Pecco Bagnaia precisava de um resultado como este. Depois de meses complicados, de trabalho incessante para recuperar sensações perdidas e de lidar com uma Ducati que já não se adapta de forma natural ao seu estilo de pilotagem, o italiano voltou ao pódio em Mugello. E não foi um pódio qualquer.
Perante o seu público, num dos circuitos mais especiais do calendário, o piloto da Ducati liderou durante grande parte da corrida e resistiu até à última curva para garantir um terceiro lugar com sabor a muito mais.
Os momentos finais da corrida estiveram longe de ser tranquilos para Bagnaia. Com Ai Ogura a aproximar-se rapidamente nas últimas voltas, o italiano teve de gerir a pressão até à bandeira de xadrez.
“Quando comecei a última volta com apenas 1,4 segundos de vantagem sobre o Ogura pensei: ele vai chegar.”

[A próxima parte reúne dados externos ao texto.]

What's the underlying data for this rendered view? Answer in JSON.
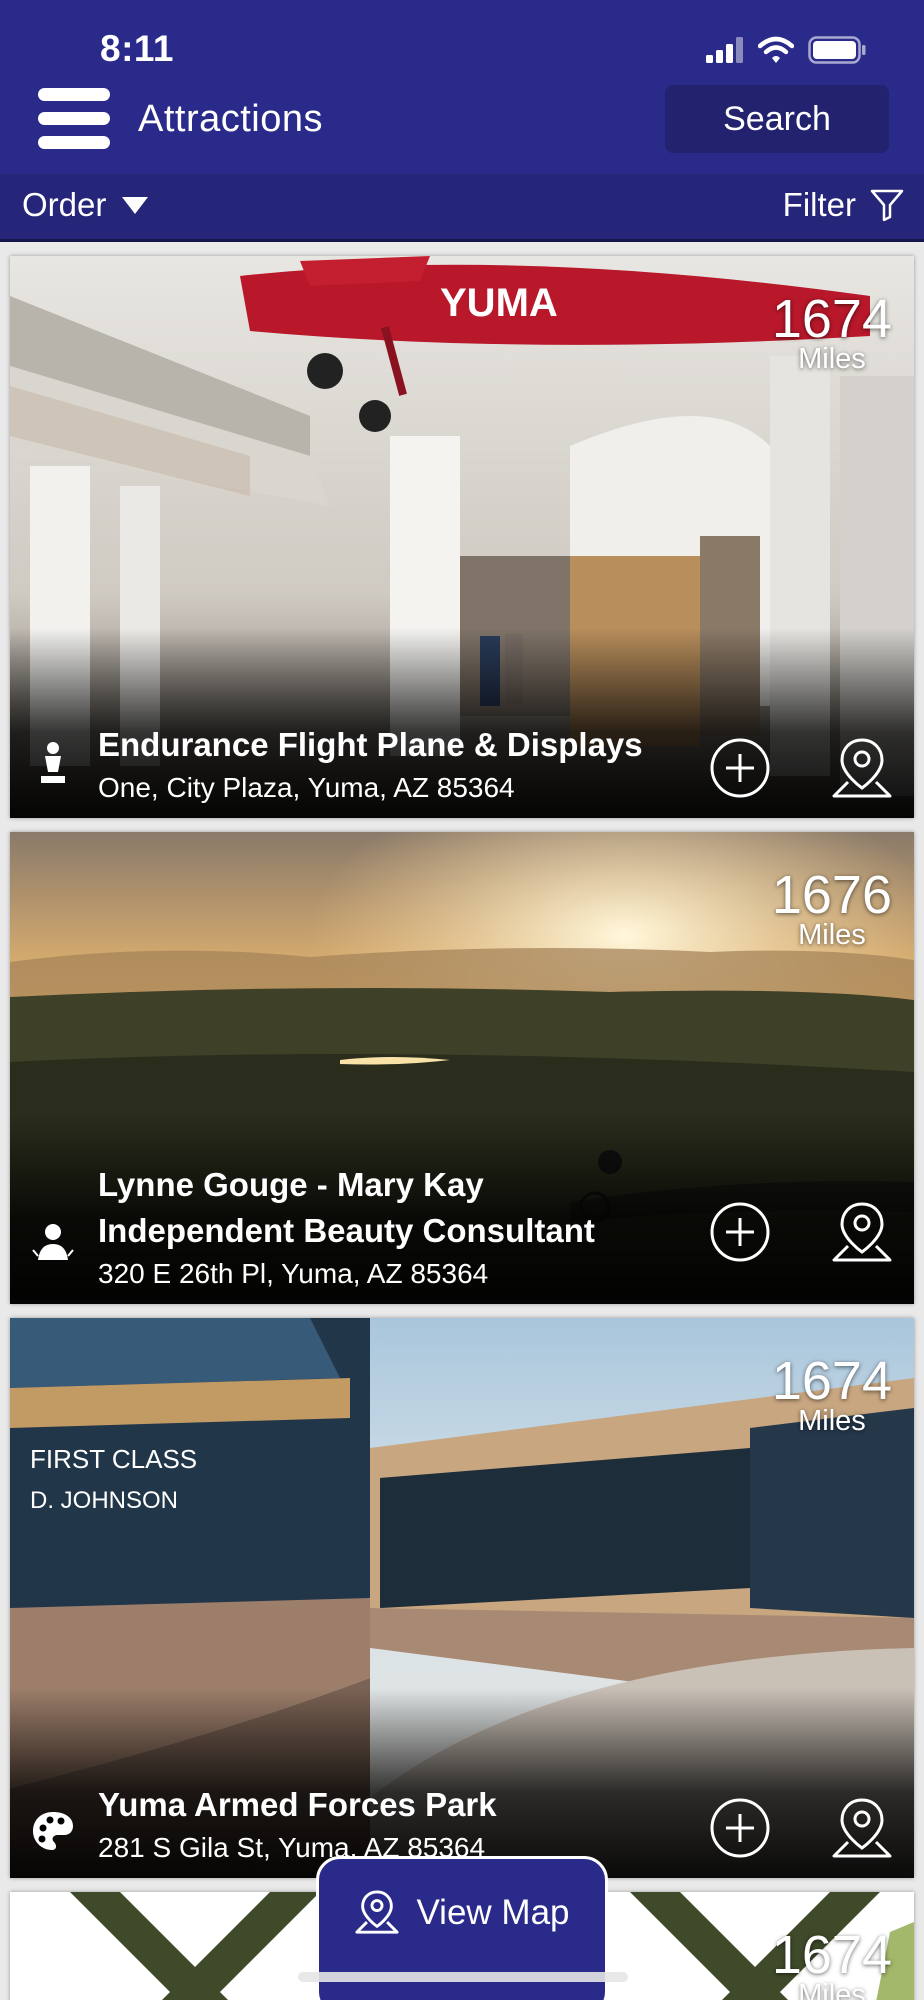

Pecco admitiu que ouviu perfeitamente a moto do japonês a aproximar-se nos últimos setores. “Comecei a ouvir o som da moto na curva 12 e disse a mim próprio que tinha de travar o mais tarde possível para não lhe dar espaço.” A manobra foi arriscada, mas eficaz. “Se ele tentasse ultrapassar, sairia da trajetória. Foi uma estratégia arriscada, mas funcionou.”
E reconheceu que perder essa posição teria sido especialmente doloroso. “Perder o pódio na última curva, depois de uma corrida destas, teria sido um desastre emocional.”
Apesar da pressão de Ogura, Bagnaia sabia que tinha uma vantagem importante nas retas.
“Hoje a minha moto era como uma nave espacial. Seria difícil ultrapassar-me na reta.” Ainda assim, o final não foi simples. “Tive pouca tração na última curva. Só esperava sair o melhor possível e evitar o ressalto para não levantar a roda da frente.”
No fim, tudo correu como planeado. “Foi suficiente para subir ao pódio. Também tenho de agradecer ao meu motor.”
Bagnaia explicou que desde o início sabia que teria de gerir os pneus para chegar competitivo ao final.
“Hoje dei tudo desde a primeira volta. Tentei não forçar demasiado o pneu traseiro, mas a partir da metade da corrida comecei a ter problemas.” Também teve de lidar com a pressão de quem vinha atrás. “Sabia que o Bezzecchi estava perto e que ia atacar. Tive de me acalmar, porque caso contrário não teria hipótese de subir ao pódio. Fiz o melhor que pude.”
Apesar do resultado, Bagnaia reconheceu que a Ducati ainda tem trabalho a fazer.
“Está claro que estamos a ter dificuldades.”
O italiano explicou onde está o principal problema. “Falta-me aderência traseira, mesmo em comparação com outras Ducati, e estamos a tentar seguir noutra direção.” E voltou a referir a mudança no comportamento da moto. “Nas últimas duas temporadas a moto mudou o equilíbrio e estamos a tentar voltar ao que prefiro.”